Une artiste en construction, fragile et agile 🖌

Aujourd’hui, Momo partage un atelier avec d’autres artistes. Elle continue à dessiner et à apprendre, encore et toujours, en autodidacte. Contrairement à d’autres artistes qui créent depuis longtemps ou qui se sont formés, elle sent qu’elle a encore besoin d’apprendre à se connaître dans ce milieu.

« Dans le domaine artistique, je me suis redécouvert une fragilité, une sensibilité… J’ai un problème avec la légitimité, l’auto-sabotage. Toutes ces barrières, je me les mets beaucoup dans mon art. Plus je rencontre des gens talentueux, plus ça me freine, au lieu de me booster. »

Mais cette fragilité, cette sensibilité, c’est aussi ce qui fait sa force. C’est sa méthode, sa manière de faire, d’expérimenter. Alors elle continue sa construction en se battant contre les moments difficiles et les remises en question. 

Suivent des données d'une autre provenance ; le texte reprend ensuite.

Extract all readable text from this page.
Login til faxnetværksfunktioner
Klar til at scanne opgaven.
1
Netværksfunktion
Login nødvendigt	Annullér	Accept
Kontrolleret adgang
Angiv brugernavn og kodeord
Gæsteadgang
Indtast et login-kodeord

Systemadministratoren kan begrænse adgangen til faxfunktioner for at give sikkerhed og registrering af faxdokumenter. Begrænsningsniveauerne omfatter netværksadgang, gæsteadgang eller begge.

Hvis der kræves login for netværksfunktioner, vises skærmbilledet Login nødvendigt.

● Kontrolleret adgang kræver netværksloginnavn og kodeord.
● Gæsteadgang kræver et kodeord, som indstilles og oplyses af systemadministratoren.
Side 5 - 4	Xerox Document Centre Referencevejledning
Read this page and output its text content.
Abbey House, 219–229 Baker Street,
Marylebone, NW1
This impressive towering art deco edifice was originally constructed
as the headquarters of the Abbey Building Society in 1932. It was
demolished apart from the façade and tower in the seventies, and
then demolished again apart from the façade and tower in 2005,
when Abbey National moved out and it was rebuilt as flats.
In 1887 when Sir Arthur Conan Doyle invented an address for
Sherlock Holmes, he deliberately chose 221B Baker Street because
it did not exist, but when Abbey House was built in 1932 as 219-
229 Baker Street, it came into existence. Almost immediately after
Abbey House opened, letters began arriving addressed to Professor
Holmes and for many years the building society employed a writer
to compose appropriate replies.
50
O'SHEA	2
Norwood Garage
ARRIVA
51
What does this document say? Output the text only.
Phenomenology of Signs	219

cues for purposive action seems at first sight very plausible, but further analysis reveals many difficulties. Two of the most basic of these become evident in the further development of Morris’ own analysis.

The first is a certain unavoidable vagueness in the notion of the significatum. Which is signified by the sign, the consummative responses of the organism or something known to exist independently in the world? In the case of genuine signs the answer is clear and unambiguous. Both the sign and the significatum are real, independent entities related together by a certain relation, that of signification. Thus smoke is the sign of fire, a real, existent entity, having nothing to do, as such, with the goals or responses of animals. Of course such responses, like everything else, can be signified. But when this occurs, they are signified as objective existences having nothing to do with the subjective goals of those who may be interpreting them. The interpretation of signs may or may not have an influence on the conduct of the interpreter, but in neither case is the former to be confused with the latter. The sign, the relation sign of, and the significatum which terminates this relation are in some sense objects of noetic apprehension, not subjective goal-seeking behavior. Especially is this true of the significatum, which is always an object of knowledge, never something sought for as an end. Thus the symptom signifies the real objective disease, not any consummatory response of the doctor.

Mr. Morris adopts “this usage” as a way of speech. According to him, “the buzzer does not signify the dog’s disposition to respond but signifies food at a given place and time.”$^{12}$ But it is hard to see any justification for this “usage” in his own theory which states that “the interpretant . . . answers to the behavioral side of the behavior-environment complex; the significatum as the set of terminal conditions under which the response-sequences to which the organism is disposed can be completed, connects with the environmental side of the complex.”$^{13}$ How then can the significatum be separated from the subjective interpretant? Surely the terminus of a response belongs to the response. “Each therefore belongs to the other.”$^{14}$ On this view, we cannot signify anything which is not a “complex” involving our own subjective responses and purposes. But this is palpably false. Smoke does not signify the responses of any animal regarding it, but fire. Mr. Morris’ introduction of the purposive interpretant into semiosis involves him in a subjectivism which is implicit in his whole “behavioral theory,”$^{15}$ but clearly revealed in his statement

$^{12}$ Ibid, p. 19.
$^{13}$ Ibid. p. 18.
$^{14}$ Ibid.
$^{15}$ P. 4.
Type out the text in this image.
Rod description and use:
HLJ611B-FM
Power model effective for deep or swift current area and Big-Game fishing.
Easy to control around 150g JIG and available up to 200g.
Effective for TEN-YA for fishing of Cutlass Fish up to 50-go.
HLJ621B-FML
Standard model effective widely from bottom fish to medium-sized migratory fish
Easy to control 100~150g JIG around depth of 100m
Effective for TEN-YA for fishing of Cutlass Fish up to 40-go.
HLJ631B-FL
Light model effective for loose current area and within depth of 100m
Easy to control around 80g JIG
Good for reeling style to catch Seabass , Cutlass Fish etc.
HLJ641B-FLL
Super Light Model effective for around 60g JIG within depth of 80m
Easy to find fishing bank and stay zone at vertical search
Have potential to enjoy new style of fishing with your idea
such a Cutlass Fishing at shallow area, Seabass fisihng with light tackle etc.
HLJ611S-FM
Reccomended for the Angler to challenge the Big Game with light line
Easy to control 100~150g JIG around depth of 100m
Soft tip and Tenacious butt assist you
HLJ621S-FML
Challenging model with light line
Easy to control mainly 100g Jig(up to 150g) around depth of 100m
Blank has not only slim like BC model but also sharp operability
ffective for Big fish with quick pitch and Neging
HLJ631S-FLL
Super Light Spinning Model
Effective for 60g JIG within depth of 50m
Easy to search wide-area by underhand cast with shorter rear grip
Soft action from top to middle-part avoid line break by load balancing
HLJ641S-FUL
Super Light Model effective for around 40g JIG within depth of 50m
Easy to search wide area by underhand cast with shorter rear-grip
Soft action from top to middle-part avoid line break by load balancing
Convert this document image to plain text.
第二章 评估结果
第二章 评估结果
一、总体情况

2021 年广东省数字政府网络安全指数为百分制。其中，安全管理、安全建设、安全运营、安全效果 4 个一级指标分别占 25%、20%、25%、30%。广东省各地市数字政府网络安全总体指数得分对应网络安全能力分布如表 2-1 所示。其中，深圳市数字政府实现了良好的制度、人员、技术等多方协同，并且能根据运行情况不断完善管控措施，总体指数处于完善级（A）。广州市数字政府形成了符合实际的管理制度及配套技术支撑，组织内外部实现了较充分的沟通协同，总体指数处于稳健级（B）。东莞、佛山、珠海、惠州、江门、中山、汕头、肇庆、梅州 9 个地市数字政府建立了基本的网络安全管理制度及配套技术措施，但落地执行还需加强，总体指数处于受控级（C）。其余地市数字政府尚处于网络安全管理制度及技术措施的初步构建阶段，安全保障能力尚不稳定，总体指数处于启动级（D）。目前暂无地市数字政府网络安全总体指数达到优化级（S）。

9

« Je suis beaucoup sur l’instinct et l’intuition, et je pense qu’il faut juste que je l’accepte, que c’est un peu ma technique. Je pense que je suis juste en train de grandir, en soi. Donc il faut que j’accepte tout ce qui est en train de se passer, et tout ce qui me chamboule. […] Mais je ne me pose pas la question de ne pas le faire. Ce n’est pas une option. Je le fais. Dans la douleur, mais je le fais. »

Elle alterne entre l’acrylique, les pastels secs ou l’encre de chine. Entre autres. Parce qu’à côté du dessin et de la peinture, elle écrit des poèmes, joue de la musique… Elle se disperse ? Un peu. Mais c’est comme ça qu’elle fonctionne. 

« Ce n’est pas inné de comprendre comment on fonctionne. Et ça peut aussi être compliqué quand tu vois d’autres personnes fonctionner différemment. […] Mon organisation idéale, c’est l’ordi, le ukulélé derrière, la peinture là, le dessin là, un peu de nourriture, du café ou du thé, et un bouquin quelque part. […] J’ai un problème d’ancrage, j’ai du mal à m’ancrer quelque part. » 

C’est aussi grâce à cette envie de bouger, d’essayer, que Momo continue de partager des créations. Plus récemment, elle s’est aussi lancée dans le tattoo, un domaine qu’elle côtoie depuis des années déjà, avec environ un tatouage par an. Elle a récemment participé à la sortie d’un livre pour enfants… vous l’aurez compris : la création est sans fin ! 

Elle peint, elle dessine, elle écrit, elle réfléchit et elle fait réfléchir. Ses œuvres et ses textes poétiques pourraient bien, un jour ou l’autre, se retrouver dans un livre… En attendant, c’est son parcours de créatrice qu’elle continue à écrire, feuille après feuille, dessin après dessin, en nous partageant toujours un peu d’humain.